Since the 1970s, FES or functional electrical stimulation for gait restoration after an upper motor neuron lesion has progressed from feasibility studies to the development of a commercially available, FDA-approved ambulation system. FES ambulation systems range from totally external devices to more experimental systems that are virtually completely implanted.

Typical components of the FES system include a power source plus cables, a control mechanism, stimulator with cables and electrodes. Additionally, FES system requires a feedback mechanism. Types of feedback mechanism include input from external sensors, EMG of muscle, sensory areas or the brain. The most common and practical sensors are externally mounted devices that feedback information regarding limb position and movement. More sophisticated automatically incorporate feedback from changes in the muscles or fatigue, directly back into the FES system

Despite considerably progress, a number of barriers remain that continue to render this cumbersome clinical application of technology. In addition to requiring a user friendly system, the ideal FES gait system should be safe, reliable, sufficiently functional to provide community ambulation, inexpensive and cosmetically acceptable. Many of these goals have not been realized.

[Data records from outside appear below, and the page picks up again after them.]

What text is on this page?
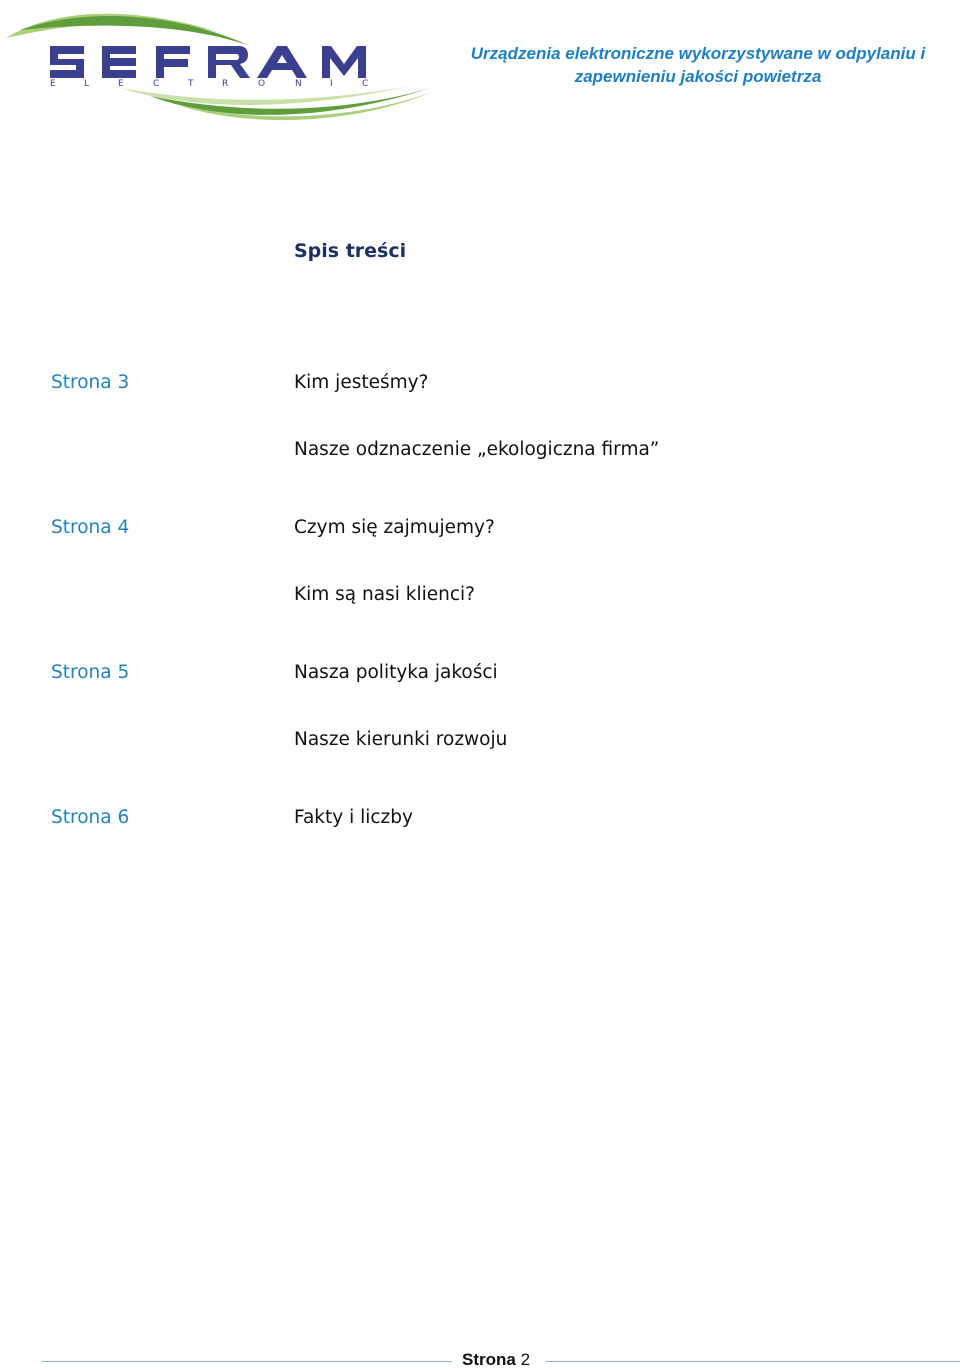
E	L	E	C	T	R	O	N	I	C
Urządzenia elektroniczne wykorzystywane w odpylaniu i
zapewnieniu jakości powietrza
Spis treści
Strona 3	Kim jesteśmy?
Nasze odznaczenie „ekologiczna firma”
Strona 4	Czym się zajmujemy?
Kim są nasi klienci?
Strona 5	Nasza polityka jakości
Nasze kierunki rozwoju
Strona 6	Fakty i liczby
Strona 2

The Physical Medicine and Rehabilitation Department in Hasan Sadikin Hospital has a few of those technologies mentioned, although not the gait analyzer. Gait analysis is done in the traditional observational method. Electrical stimulation is done routinely in the management of various disorders, but FES is done only for the small muscles of the upper extremity. EMG studies for diagnostic purposes is mainly done by the neurologist, while in the rehabilitation setting it is used for biofeedback purposes. We do not develop the equipment but are the user of equipment and technology from Japan, the Netherlands and America. There are not many research programs ongoing, primarily restricted by inadequate funding.